As a side analysis, we evaluated the epidemiological association based on the urban/rural status. The classification was based on the U.S. Census Bureau’s recommendation (US Census Bureau, 2012), in which any ZIP code with a population density less than or equal to 500 people per square mile was considered to be a rural ZIP code. Based on this, we found that 68% (n = 6928) of the Savitz et al., 2012b study participants had at least one residential/workplace history in a rural ZIP code and were classified as rural while the rest were considered urban. The epidemiological results for the original modified Savitz analysis as well as the MC simulation II were repeated for both groups. We found that the geocoding uncertainty in the rural group has a major impact in AOR, with an increase in AOR from 1.11 (CI: 0.97, 1.27) for the modified original analysis to 1.20 (PI: 1.04, 1.39) for the MC simulation II. Whereas, in the urban group, geocoding uncertainty did not have much impact in the AOR; with the AOR for the modified original analysis being 1.09 (0.91, 1.30) and that of the MC simulation II was 1.08 (0.90, 1.28). This supports previous literature that suggests that there is greater potential for positional errors when geocoding rural addresses compared to geocoding urban addresses (Vieira et al., 2010; Ward et al., 2005).
4.1. Limitations
Epidemiological studies of other health outcomes that were part of the C8 Science Panel studies might or might not have a similar result as they include different sets of participants with different residential and work histories. In addition, it has been suggested that the impact of errors in geocoding on exposure assessment depends on spatial variation of the exposure (Wards et al., 2005). Therefore, the results presented here can inform judgments about the reliability of the Savitz et al. (2012a) preeclampsia findings but may not be generalizable to the impact of geocoding uncertainty on other C8 Science Panel epidemiological studies, or other environmental epidemiological studies that used population-weighted ZIP code centroid geo-coordinates to represent non-geocoded addresses in their exposure assessment. Also, the current analysis investigates the impact of geocoding uncertainty (residential and work addresses) only on the PFOA exposure through drinking water ingestion. We did not consider inhalation route of exposure because the contribution of inhalation exposure to overall exposure for participants in the Savitz et al., 2012a study (between the years 1990 and 2006) was minimal as discussed in the Avanasi et al. (2016a) study. However, its inclusion could result in slight increases in the total uncertainty attributed to geocoding.

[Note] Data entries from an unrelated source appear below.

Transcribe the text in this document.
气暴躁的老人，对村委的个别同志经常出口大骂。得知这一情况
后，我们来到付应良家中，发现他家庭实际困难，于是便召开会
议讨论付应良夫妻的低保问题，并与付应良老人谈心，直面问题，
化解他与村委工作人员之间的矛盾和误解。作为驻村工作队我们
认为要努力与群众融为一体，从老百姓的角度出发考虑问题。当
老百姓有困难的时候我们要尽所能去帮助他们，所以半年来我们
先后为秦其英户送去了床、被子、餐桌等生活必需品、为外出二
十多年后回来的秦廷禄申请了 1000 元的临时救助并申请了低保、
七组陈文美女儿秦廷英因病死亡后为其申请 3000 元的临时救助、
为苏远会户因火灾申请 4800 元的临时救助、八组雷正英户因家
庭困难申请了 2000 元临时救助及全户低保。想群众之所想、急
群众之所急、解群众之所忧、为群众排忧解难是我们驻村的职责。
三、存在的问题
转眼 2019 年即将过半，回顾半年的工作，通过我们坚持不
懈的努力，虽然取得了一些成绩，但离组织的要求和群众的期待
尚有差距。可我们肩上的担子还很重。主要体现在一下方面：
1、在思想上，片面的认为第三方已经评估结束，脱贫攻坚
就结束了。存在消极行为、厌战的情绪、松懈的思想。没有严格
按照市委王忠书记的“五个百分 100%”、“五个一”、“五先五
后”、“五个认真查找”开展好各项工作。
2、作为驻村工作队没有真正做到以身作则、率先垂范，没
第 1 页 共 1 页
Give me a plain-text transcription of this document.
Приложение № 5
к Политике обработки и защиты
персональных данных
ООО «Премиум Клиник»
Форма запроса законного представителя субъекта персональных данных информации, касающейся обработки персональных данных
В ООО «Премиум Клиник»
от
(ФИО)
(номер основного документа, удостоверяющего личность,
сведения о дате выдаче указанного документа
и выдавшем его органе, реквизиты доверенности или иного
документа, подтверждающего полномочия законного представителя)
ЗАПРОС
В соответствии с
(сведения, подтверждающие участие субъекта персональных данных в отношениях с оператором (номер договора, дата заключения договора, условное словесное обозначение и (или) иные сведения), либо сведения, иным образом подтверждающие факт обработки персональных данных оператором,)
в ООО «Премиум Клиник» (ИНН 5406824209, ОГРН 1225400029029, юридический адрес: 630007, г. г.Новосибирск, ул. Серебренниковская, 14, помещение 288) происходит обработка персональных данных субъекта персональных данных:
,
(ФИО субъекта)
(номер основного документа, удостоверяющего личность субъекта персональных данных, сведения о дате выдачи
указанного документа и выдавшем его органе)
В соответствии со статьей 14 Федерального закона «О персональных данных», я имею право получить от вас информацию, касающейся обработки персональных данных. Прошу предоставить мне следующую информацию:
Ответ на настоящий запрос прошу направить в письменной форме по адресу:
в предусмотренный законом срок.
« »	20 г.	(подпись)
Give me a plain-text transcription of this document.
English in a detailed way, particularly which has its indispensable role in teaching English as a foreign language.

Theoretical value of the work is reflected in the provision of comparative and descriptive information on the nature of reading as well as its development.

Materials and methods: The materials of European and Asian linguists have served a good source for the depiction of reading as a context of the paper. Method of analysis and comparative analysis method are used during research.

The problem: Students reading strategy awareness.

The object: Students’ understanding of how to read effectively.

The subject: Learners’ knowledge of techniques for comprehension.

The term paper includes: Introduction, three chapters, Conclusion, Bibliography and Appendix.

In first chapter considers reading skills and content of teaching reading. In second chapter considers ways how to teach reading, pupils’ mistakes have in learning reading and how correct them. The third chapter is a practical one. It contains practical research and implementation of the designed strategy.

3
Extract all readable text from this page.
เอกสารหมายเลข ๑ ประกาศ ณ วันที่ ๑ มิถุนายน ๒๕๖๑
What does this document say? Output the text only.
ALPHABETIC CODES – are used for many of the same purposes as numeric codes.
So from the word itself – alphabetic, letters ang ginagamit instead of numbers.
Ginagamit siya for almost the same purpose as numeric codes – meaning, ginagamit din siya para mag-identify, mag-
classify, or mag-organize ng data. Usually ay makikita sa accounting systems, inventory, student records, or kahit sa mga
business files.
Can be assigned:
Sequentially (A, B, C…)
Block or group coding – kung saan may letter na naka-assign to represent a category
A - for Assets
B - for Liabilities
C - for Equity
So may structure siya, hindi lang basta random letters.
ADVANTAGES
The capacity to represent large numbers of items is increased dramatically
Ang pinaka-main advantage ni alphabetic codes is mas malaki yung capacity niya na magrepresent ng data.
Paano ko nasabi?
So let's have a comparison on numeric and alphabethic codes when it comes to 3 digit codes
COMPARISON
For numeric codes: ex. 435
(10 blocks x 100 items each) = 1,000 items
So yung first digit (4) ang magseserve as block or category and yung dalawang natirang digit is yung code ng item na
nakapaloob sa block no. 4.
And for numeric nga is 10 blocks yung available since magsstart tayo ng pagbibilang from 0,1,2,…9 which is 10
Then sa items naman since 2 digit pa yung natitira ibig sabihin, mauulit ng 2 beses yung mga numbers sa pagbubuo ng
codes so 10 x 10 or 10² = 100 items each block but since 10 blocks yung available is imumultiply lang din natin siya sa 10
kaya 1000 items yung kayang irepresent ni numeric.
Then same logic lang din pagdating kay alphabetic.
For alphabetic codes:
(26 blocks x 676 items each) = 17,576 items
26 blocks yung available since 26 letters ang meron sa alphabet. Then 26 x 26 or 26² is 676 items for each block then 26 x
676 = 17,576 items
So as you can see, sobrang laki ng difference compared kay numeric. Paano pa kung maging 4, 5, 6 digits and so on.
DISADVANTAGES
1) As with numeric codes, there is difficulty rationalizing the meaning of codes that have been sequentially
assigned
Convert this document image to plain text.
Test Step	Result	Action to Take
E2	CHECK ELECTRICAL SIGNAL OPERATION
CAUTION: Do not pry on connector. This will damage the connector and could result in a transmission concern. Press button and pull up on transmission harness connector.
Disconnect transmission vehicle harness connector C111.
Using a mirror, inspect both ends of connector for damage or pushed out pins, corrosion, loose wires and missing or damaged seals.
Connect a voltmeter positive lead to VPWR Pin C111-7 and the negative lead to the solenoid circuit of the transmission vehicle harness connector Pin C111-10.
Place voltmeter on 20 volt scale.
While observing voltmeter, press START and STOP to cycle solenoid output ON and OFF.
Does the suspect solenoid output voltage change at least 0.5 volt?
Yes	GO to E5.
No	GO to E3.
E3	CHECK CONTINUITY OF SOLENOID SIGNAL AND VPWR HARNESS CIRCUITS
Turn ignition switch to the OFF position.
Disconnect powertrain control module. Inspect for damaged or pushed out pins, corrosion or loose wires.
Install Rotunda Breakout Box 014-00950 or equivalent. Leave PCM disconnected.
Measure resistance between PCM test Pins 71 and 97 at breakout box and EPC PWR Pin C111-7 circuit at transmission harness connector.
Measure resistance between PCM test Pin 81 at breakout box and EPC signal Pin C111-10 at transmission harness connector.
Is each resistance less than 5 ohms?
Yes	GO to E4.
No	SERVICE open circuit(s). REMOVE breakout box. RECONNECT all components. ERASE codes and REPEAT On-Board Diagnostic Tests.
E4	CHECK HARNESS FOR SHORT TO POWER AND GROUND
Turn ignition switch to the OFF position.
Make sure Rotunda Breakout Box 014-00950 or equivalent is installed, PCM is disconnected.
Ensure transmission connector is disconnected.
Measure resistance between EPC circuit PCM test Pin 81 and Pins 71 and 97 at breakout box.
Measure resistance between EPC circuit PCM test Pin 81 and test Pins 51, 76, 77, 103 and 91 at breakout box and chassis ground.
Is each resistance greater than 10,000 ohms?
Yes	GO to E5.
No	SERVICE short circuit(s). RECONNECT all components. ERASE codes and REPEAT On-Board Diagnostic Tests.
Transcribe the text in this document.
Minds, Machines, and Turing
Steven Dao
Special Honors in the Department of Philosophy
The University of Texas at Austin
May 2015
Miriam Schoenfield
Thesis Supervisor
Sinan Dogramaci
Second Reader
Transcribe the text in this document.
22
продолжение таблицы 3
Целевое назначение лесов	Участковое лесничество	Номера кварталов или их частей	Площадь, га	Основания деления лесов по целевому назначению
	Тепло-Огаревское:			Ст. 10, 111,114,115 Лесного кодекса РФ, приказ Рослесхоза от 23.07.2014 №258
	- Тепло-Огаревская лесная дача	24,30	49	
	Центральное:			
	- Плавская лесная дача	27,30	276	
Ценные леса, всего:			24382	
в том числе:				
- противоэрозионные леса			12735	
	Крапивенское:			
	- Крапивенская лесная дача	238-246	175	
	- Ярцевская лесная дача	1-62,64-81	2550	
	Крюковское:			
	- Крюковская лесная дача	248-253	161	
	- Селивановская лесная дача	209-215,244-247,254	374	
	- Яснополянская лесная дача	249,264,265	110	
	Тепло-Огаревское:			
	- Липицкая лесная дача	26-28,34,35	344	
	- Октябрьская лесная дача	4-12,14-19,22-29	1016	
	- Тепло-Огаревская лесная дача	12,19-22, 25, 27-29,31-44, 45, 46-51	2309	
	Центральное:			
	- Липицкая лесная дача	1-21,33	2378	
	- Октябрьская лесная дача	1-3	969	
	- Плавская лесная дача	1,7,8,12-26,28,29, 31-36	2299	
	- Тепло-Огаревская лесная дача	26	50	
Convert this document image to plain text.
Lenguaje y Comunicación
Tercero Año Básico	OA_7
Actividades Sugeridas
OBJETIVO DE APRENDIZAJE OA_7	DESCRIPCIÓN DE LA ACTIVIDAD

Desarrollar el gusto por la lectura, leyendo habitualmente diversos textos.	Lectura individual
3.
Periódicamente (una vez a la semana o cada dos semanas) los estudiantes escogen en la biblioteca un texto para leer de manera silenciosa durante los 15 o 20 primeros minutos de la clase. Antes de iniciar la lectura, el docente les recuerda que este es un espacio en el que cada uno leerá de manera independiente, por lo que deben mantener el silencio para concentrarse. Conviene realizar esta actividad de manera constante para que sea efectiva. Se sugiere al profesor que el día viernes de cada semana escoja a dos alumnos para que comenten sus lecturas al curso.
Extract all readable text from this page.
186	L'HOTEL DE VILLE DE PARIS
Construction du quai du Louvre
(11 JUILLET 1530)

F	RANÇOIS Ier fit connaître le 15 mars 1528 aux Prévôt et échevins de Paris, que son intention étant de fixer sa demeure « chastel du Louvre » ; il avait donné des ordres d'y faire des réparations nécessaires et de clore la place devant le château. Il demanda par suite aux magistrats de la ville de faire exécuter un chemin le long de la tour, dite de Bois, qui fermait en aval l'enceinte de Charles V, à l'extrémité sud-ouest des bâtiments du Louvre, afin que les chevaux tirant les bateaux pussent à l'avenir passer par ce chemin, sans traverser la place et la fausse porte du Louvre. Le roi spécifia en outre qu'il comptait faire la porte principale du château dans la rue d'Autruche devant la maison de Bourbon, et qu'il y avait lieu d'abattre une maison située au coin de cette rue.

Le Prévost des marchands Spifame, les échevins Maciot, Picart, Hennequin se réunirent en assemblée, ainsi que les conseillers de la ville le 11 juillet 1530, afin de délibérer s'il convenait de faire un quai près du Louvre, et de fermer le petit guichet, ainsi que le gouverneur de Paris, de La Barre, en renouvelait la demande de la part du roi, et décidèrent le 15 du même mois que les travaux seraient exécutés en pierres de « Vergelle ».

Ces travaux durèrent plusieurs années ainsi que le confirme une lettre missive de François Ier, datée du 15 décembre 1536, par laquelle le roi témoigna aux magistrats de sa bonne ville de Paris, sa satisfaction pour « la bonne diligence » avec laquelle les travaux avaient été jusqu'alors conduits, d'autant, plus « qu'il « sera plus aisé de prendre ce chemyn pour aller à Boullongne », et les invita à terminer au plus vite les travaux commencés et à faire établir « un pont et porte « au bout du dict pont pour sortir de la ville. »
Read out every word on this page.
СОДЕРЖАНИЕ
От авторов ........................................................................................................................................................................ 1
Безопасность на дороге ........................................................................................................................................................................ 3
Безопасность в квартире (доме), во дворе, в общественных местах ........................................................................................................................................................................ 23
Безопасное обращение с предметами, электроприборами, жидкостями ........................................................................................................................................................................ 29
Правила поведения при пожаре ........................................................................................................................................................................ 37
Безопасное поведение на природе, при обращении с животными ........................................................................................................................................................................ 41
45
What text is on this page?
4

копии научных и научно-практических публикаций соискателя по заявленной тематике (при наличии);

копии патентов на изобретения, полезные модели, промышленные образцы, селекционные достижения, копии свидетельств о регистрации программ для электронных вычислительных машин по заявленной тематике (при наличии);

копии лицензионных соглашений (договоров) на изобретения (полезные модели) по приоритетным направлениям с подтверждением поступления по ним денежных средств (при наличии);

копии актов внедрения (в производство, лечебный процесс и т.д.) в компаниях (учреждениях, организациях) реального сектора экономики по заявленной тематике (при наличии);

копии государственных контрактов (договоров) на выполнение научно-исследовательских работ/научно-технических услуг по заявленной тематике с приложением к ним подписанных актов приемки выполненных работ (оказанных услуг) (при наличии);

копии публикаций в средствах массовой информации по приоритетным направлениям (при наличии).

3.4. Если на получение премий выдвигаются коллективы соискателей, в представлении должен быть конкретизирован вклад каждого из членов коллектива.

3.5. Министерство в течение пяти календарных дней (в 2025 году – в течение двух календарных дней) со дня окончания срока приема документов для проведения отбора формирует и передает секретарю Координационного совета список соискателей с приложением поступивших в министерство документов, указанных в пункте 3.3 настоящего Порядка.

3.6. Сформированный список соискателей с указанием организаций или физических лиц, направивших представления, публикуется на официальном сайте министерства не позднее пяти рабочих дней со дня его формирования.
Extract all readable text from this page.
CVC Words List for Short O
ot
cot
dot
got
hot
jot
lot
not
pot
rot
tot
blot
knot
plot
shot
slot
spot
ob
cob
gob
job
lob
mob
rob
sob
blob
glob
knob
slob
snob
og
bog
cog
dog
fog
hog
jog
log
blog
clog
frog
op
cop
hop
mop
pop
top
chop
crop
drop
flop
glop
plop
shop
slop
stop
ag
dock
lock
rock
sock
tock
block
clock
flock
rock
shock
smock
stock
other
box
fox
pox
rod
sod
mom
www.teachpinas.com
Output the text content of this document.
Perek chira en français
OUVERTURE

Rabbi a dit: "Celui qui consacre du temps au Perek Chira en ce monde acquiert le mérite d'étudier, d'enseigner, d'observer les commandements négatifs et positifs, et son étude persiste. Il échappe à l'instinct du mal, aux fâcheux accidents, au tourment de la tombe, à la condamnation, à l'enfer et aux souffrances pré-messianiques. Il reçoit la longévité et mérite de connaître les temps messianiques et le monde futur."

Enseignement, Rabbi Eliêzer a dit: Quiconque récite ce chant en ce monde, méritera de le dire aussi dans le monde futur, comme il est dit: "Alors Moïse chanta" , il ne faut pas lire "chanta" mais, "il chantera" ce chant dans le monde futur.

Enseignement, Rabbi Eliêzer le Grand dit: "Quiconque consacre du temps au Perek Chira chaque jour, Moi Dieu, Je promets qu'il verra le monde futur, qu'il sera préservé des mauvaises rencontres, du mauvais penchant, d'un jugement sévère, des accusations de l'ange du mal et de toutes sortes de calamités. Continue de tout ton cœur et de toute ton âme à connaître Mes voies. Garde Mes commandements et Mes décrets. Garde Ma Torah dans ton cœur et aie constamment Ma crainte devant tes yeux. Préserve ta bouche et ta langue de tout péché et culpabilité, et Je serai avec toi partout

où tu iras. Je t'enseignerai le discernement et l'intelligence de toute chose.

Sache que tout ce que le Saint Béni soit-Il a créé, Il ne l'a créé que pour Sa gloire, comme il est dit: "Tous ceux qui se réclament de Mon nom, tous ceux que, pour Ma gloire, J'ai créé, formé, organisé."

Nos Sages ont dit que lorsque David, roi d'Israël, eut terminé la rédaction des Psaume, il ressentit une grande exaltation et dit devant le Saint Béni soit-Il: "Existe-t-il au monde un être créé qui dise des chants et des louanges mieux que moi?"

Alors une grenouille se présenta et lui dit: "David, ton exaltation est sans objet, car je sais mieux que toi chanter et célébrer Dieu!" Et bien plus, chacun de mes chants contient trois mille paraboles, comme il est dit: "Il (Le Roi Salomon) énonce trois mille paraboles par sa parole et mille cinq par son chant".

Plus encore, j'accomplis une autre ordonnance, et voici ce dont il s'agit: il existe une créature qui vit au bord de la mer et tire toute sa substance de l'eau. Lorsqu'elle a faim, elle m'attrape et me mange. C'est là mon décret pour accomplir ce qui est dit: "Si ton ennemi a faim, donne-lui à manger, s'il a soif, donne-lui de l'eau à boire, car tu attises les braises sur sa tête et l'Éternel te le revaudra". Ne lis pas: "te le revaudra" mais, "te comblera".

Our findings are also limited by sampling alternate residential and work locations from throughout the entire identified ZIP codes. Importantly, road maps of the region suggest that not all areas are developed or inhabited. Future analyses using MC simulation could restrict the grid to areas that are highly likely to be developed or inhabited, such as areas within a fixed distance of roadways, thereby assigning more realistic alternate residential and work locations for participants.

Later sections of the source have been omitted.